I’m currently a Flatiron School student in their Immersive Web Dev Program and learning Swift on Sundays with App Brewery through Udemy so I know very well that learning how to develop can be intimidating. In this post, there won’t be any coding. We’ll focus on getting you set up and familiar with the numerous XCode panels.
- Install the latest version of XCode here.
- You will need at least the second to latest version of macOS to use the latest version of XCode. Update your Mac here if necessary.
The following steps are demonstrated with XCode 10 running on macOS Mojave. Depending on how far into the future you are, the interface may or may not look exactly the same.

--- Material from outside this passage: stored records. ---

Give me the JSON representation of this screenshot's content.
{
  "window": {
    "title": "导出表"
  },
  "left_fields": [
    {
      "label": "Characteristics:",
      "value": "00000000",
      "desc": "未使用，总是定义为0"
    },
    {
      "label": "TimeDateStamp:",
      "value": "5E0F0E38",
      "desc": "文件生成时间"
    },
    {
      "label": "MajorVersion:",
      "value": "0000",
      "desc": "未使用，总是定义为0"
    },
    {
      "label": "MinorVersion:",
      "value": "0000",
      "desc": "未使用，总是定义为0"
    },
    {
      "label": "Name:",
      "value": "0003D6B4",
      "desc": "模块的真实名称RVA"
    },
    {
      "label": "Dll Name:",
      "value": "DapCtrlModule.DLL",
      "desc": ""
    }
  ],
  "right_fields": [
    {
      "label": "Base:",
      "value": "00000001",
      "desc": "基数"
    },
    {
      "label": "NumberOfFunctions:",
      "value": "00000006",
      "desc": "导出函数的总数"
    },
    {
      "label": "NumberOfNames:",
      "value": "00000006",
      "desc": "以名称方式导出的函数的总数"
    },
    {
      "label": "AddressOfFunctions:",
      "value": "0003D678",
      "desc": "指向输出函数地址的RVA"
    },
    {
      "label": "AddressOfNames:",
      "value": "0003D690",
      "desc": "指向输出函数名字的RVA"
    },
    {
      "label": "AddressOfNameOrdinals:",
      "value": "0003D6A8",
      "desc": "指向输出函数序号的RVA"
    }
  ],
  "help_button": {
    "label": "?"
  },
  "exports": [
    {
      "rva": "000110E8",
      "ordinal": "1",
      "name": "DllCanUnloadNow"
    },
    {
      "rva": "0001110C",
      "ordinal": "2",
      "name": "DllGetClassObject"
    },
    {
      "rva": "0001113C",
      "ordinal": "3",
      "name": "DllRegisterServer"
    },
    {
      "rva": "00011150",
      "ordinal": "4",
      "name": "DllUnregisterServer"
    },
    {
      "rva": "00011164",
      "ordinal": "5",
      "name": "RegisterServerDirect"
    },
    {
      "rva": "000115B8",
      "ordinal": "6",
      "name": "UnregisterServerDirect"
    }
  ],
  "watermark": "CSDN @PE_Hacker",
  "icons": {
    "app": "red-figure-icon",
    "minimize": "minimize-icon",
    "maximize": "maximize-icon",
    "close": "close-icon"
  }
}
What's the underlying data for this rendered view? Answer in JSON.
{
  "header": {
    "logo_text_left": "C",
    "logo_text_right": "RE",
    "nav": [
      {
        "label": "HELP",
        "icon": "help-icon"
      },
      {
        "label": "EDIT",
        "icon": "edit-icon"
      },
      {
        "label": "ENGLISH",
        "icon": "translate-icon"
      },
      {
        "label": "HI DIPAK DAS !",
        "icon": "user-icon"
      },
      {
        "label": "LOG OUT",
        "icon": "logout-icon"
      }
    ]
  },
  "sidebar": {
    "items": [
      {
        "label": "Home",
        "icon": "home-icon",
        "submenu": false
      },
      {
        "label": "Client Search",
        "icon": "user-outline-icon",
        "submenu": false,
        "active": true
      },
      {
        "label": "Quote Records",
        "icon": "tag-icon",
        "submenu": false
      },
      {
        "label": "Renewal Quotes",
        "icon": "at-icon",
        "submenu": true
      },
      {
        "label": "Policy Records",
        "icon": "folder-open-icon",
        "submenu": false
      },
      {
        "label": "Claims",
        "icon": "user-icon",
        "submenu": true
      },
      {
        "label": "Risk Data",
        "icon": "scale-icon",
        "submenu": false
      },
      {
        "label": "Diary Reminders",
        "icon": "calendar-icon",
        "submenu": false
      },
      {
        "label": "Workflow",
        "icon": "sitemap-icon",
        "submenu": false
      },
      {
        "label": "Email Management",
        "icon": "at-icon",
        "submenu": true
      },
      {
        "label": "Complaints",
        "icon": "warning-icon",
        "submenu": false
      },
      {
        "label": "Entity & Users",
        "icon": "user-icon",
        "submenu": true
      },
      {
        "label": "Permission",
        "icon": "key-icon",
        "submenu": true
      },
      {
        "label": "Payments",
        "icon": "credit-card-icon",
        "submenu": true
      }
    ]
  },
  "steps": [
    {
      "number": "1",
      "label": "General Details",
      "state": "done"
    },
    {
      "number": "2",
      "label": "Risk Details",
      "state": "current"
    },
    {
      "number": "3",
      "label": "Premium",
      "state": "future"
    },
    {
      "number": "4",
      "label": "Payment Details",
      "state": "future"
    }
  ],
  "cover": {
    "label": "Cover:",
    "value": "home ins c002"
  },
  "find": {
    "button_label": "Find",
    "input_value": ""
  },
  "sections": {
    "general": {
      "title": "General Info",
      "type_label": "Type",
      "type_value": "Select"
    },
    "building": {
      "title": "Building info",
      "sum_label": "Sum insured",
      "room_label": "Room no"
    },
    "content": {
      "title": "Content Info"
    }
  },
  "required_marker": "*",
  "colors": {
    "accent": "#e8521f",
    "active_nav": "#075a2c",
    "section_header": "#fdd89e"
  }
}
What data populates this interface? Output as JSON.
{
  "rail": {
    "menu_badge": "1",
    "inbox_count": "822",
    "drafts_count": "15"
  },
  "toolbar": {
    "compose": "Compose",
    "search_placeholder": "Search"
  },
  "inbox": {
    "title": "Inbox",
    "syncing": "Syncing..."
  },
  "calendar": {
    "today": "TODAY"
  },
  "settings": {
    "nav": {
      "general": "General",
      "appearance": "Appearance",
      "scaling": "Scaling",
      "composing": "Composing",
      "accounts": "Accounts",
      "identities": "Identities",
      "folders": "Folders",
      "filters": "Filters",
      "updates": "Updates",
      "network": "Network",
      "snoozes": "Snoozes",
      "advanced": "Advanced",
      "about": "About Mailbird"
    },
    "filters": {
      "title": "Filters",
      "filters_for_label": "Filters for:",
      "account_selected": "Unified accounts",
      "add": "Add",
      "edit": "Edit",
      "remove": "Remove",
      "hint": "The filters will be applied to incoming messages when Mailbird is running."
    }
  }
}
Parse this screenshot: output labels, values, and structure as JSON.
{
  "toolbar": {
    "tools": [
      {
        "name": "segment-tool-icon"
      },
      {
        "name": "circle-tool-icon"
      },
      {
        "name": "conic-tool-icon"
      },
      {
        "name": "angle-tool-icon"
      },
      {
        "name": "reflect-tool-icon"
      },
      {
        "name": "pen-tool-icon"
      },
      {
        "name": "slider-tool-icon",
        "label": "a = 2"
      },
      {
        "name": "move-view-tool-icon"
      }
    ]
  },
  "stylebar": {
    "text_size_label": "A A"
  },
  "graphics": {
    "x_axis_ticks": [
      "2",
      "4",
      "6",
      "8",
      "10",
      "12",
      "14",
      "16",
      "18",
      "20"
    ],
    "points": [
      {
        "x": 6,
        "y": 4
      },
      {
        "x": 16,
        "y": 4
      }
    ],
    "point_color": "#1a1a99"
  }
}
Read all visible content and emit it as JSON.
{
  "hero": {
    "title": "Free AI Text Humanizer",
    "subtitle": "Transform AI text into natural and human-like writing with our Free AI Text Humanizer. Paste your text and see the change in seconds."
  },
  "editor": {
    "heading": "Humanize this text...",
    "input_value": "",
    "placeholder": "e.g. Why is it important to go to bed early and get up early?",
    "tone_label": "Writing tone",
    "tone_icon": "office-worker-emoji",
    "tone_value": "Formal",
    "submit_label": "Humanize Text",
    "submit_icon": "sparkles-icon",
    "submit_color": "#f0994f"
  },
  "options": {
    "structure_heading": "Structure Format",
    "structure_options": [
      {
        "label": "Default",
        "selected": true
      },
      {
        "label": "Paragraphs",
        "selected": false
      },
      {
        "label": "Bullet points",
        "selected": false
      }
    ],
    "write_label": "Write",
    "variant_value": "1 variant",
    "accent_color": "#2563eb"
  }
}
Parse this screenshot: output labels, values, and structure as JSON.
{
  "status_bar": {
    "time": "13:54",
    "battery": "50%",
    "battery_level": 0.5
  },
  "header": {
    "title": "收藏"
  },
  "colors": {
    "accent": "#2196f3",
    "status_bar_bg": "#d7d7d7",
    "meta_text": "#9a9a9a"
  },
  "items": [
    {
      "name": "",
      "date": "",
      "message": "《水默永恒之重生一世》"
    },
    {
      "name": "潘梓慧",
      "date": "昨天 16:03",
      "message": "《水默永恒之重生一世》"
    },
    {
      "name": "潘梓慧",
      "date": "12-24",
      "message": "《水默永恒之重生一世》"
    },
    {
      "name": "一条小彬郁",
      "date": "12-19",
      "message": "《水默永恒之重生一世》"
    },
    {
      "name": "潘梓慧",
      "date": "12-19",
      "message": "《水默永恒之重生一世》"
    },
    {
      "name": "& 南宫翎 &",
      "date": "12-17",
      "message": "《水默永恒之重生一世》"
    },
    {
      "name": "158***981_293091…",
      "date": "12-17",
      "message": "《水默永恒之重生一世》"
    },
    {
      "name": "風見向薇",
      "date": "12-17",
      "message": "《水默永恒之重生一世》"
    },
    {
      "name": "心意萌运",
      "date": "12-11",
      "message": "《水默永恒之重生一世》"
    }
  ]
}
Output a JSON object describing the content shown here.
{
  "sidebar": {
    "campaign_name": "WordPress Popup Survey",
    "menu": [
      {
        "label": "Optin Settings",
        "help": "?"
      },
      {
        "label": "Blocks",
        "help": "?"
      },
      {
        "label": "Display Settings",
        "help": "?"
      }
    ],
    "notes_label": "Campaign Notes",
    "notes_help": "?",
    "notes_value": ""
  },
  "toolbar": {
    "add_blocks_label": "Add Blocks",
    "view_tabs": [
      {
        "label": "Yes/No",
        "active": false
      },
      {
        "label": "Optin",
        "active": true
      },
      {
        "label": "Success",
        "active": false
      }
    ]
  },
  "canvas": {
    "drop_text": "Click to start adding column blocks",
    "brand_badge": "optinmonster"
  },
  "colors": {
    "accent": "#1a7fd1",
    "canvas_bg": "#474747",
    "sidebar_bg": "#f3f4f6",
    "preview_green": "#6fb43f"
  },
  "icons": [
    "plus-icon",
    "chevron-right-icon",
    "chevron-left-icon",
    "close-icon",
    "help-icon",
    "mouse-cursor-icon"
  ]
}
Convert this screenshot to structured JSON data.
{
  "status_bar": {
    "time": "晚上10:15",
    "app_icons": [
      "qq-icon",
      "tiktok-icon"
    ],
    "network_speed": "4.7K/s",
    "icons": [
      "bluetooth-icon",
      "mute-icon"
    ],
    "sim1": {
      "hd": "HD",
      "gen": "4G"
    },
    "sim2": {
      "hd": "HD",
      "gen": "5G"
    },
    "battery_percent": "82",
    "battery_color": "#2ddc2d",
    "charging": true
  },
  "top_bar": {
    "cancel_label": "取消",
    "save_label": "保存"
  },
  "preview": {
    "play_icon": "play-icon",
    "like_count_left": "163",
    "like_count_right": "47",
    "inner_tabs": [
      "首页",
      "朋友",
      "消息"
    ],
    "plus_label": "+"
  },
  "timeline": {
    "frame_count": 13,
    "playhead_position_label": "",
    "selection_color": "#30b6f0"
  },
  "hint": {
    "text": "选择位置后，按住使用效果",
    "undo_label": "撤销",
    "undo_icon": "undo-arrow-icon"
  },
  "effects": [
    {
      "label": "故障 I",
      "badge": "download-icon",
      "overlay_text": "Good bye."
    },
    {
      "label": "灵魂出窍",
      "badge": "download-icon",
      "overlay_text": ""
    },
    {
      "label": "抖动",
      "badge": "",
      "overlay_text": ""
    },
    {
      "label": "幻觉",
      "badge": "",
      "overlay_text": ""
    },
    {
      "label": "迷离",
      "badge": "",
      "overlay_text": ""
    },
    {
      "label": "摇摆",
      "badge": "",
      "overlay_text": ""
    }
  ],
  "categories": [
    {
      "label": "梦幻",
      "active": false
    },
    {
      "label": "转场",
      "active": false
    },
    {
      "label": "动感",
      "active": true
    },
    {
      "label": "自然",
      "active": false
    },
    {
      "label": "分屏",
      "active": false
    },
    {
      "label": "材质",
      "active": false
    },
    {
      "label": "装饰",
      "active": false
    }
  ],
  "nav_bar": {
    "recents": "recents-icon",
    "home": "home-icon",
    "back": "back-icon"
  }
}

Anything circled in green means click.
Two green circles means double click.
Green arrow means click and drag.
Anything circled in yellow means take a look.
Description text always refers to the image above.
For ‘Organization Name’ you could just put your name.
For ‘Organization Identifier’ Apple wants a reverse domain identifier. That’s having ‘com.’ in the front instead of at the end like how we’re used to seeing it.
You want to choose Swift because C++ is getting phased out for iOS development.
We’re not doing any tests for the purposes of this app so uncheck all the boxes.
The files that end with ‘.swift’ are your code files.
The files that end with ‘.storyboard’ are your design files.
The ‘Assets.xcassets’ folder contains all your media files.
You can change the device that’s shown in your preview which directly affects the dimensions of the app that you build. I changed it from iPhone 8 to iPhone XR, but you can choose any device and still be able to follow along just fine.
Let’s close the view panel because you want to give yourself as much space to work with as possible.
Choose the font that calls to you most.
Zoom out a little if you don’t see the whole device.
Recenter your label.
Reopen the view panel.
Choose your background color. I used the color pencil option with Apple’s pre-made color selection, but you can choose any color through any method that you want. Take a minute to click around and play with the color panel.
You will need various sizes of the same image for different devices, but there’s a great website called appicon.co that can take care of resizing images for you.
Type the image name to locate your image.
In the view panel, drag your image to be above your label so that it layers behind the label.
In the preview screen, drag your image to where your label is.
Now that we have a chalkboard behind your text, let’s change the text color to white.
Sometimes your image will be distorted by default (not in this case), you can change the behavior of your image through the ‘Content Mode’ attribute.
When you want very specific positions for your images or labels (provided by a client or design team), you can use the ruler panel to input the desired location.
I know you want to go from 0 to 100, but that’s it for this post. Take some time to familiarize yourself with all the panels we went through. It’s a lot of panels to look at and remember but…
Congrats on taking your first step in becoming an iOS developer!